Elevated soluble cluster of differentiation 163 (sCD163) concentrations, a marker of macrophage activation, are associated with obesity. Weight reduction decreases circulating CD163 levels, and changes in sCD163 levels are associated with improved metabolic dysfunction. Currently, the relationship between sCD163 and diet remains unclear. This study investigated dietary patterns associated with sCD163 concentrations and its predictive effect on metabolic syndrome (MetS).
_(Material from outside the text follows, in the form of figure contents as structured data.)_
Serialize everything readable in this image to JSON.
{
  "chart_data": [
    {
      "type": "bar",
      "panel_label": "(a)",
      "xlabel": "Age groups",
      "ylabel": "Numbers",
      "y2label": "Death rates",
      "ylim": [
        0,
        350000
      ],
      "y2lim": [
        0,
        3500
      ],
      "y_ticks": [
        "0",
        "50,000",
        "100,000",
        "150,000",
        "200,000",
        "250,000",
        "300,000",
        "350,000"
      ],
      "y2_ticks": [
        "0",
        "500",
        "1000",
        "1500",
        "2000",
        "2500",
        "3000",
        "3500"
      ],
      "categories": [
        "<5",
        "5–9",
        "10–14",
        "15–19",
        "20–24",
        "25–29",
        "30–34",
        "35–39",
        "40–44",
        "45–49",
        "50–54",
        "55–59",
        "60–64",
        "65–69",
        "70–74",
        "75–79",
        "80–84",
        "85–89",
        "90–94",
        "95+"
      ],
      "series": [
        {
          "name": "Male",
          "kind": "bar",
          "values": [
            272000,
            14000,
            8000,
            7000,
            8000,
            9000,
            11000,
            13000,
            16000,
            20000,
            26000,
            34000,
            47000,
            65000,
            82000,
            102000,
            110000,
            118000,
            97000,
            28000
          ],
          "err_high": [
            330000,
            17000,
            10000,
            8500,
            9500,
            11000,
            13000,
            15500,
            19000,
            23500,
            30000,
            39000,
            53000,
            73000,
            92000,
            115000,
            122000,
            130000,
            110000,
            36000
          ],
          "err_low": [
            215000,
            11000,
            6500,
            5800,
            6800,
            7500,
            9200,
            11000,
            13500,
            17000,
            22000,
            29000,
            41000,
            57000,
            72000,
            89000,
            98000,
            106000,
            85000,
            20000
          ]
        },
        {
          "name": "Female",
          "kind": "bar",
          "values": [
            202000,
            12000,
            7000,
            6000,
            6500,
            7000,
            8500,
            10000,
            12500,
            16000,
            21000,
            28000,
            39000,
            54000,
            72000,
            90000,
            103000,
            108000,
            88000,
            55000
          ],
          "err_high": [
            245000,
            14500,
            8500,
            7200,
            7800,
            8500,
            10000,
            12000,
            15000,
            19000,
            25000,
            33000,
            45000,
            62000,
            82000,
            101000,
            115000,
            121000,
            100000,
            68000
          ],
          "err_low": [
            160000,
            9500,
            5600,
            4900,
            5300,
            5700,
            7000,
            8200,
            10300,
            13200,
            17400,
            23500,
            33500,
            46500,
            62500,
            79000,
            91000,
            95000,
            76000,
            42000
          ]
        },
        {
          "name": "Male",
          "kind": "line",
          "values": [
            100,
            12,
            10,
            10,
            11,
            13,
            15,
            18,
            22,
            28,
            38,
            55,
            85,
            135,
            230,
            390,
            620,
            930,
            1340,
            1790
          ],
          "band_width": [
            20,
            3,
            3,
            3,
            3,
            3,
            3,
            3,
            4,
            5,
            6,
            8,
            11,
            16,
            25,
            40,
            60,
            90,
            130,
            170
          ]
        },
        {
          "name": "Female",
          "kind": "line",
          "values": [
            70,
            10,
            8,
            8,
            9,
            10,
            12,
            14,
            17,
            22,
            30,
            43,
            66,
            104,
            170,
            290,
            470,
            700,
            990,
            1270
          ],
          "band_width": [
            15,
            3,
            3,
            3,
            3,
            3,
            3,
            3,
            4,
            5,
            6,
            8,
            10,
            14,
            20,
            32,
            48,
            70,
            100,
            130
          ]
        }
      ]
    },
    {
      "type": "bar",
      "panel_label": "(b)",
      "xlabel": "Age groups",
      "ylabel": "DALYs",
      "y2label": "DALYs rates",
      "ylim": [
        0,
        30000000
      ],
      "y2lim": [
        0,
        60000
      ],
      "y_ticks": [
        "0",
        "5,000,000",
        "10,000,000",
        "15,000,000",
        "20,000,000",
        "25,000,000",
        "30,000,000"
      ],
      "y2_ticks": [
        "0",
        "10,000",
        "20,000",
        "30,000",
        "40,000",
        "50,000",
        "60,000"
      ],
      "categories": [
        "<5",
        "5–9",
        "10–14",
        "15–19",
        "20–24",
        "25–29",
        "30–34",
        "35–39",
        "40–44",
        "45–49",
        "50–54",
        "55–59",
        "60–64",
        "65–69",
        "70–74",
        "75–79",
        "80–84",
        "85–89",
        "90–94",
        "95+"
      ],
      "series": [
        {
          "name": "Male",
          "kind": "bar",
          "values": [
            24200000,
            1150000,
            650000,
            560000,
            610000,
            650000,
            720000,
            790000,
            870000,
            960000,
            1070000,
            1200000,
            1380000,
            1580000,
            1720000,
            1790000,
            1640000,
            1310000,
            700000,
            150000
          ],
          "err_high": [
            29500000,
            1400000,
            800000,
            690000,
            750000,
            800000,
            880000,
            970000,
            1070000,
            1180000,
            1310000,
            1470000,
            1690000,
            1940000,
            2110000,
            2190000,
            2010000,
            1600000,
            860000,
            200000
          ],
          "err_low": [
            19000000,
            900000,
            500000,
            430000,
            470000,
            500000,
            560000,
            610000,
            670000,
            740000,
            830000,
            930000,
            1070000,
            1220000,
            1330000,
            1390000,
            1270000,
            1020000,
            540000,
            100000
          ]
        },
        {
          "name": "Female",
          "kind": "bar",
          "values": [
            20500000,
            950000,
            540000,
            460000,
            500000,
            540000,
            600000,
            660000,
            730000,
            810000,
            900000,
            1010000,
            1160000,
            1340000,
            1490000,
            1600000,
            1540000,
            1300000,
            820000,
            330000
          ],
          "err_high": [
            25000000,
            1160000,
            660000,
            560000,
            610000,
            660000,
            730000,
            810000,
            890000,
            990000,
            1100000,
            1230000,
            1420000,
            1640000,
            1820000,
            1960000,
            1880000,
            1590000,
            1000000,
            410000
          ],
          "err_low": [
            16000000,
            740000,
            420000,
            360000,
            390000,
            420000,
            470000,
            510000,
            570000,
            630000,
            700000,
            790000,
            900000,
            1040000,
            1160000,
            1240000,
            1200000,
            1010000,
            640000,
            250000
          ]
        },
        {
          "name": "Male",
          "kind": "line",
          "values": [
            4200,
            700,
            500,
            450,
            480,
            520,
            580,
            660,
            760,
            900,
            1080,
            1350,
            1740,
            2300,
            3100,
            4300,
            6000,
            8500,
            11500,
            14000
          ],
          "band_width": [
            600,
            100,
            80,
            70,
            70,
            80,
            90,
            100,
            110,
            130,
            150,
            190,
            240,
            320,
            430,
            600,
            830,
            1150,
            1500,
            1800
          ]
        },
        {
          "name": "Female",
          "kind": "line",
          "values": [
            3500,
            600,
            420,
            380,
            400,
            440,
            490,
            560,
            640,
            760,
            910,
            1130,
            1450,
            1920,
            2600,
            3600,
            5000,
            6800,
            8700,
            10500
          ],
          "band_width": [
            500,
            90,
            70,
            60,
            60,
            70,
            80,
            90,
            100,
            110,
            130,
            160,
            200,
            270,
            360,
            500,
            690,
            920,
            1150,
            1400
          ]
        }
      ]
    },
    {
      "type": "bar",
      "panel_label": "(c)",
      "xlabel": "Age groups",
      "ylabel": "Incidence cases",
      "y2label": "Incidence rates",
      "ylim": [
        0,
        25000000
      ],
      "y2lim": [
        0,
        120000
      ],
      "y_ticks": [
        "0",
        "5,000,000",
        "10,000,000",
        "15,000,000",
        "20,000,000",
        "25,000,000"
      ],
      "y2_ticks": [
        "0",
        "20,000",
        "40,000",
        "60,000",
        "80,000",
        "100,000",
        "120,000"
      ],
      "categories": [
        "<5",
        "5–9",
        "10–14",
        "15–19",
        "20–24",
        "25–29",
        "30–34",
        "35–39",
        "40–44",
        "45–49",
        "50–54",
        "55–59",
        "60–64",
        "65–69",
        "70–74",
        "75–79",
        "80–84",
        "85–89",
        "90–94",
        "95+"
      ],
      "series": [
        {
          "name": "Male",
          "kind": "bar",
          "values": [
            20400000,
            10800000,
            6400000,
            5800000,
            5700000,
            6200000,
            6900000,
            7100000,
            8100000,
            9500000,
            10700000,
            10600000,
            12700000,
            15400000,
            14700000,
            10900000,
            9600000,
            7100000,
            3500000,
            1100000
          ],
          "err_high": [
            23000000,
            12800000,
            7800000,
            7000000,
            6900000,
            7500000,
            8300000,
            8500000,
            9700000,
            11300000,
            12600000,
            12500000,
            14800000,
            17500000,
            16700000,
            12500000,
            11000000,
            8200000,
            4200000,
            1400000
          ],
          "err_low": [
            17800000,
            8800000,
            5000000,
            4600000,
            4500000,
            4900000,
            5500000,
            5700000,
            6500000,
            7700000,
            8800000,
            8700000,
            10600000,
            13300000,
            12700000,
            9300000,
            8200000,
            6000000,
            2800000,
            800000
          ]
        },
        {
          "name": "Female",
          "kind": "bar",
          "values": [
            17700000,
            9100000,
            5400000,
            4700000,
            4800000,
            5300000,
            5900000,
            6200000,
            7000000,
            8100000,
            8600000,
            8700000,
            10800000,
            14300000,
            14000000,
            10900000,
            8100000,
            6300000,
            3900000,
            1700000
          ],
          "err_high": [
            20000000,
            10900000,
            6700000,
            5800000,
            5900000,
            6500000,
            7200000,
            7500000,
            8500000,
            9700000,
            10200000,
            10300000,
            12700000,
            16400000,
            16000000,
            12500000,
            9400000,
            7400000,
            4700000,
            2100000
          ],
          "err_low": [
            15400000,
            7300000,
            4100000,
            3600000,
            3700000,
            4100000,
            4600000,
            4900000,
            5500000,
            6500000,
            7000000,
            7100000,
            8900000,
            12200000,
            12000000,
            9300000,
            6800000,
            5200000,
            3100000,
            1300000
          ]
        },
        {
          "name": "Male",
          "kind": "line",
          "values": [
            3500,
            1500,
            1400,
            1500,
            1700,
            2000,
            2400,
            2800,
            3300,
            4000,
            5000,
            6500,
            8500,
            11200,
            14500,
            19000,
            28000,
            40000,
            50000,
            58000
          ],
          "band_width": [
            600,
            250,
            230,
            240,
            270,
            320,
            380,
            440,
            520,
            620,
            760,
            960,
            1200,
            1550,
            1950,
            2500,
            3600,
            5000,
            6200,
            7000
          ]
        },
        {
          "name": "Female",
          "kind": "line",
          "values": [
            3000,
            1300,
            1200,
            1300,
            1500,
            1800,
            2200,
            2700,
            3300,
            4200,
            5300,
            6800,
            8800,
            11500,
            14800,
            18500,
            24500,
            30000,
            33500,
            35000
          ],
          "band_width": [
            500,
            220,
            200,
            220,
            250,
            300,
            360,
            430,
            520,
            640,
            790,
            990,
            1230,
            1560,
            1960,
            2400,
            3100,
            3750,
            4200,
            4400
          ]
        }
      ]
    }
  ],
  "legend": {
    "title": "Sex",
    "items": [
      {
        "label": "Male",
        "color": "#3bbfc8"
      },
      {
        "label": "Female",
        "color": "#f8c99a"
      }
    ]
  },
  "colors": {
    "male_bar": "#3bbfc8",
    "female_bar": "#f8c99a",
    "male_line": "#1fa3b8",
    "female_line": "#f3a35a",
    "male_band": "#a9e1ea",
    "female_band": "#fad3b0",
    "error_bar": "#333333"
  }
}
Data on anthropometrics, blood biochemistry, and a food frequency questionnaire were collected from 166 Taiwanese adults. sCD163 levels independently predicted MetS (odds ratio (OR): 5.35; 95% confidence interval (CI): 2.13~13.44, p
< 0.001), non-alcoholic fatty liver disease (OR: 2.19; 95% CI: 1.03~4.64, p
< 0.001), and central obesity (OR: 3.90; 95% CI: 1.78~8.55, p
< 0.001), after adjusting for age and sex. An adjusted linear regression analysis revealed strong correlations between levels of sCD163 and aspartate transaminase (AST) (β = 0.250 (0.023~0.477), p
< 0.05) and red blood cell aggregation (β = 0.332 (0.035~0.628), p
< 0.05). sCD163-associated dietary pattern scores (high frequencies of consuming noodles and desserts, and eating at home, and a low intake frequency of steamed/boiled/raw food, white/light-green-colored vegetables, orange/red/purple-colored vegetables, dairy products, seafood, dark-green leafy vegetables, and soy products) were positively correlated with MetS, liver injury biomarkers, and sCD163 levels (all p
for trend < 0.05). Individuals with the highest dietary pattern scores (tertile 3) had a 2.37-fold [OR: 2.37; 95% CI: 1.04~5.37, p
< 0.05] higher risk of MetS compared to those with the lowest scores (tertile 1). Overall, the study findings suggest the importance of a healthy dietary pattern in preventing elevated sCD163 levels and diet-related chronic disease such as MetS.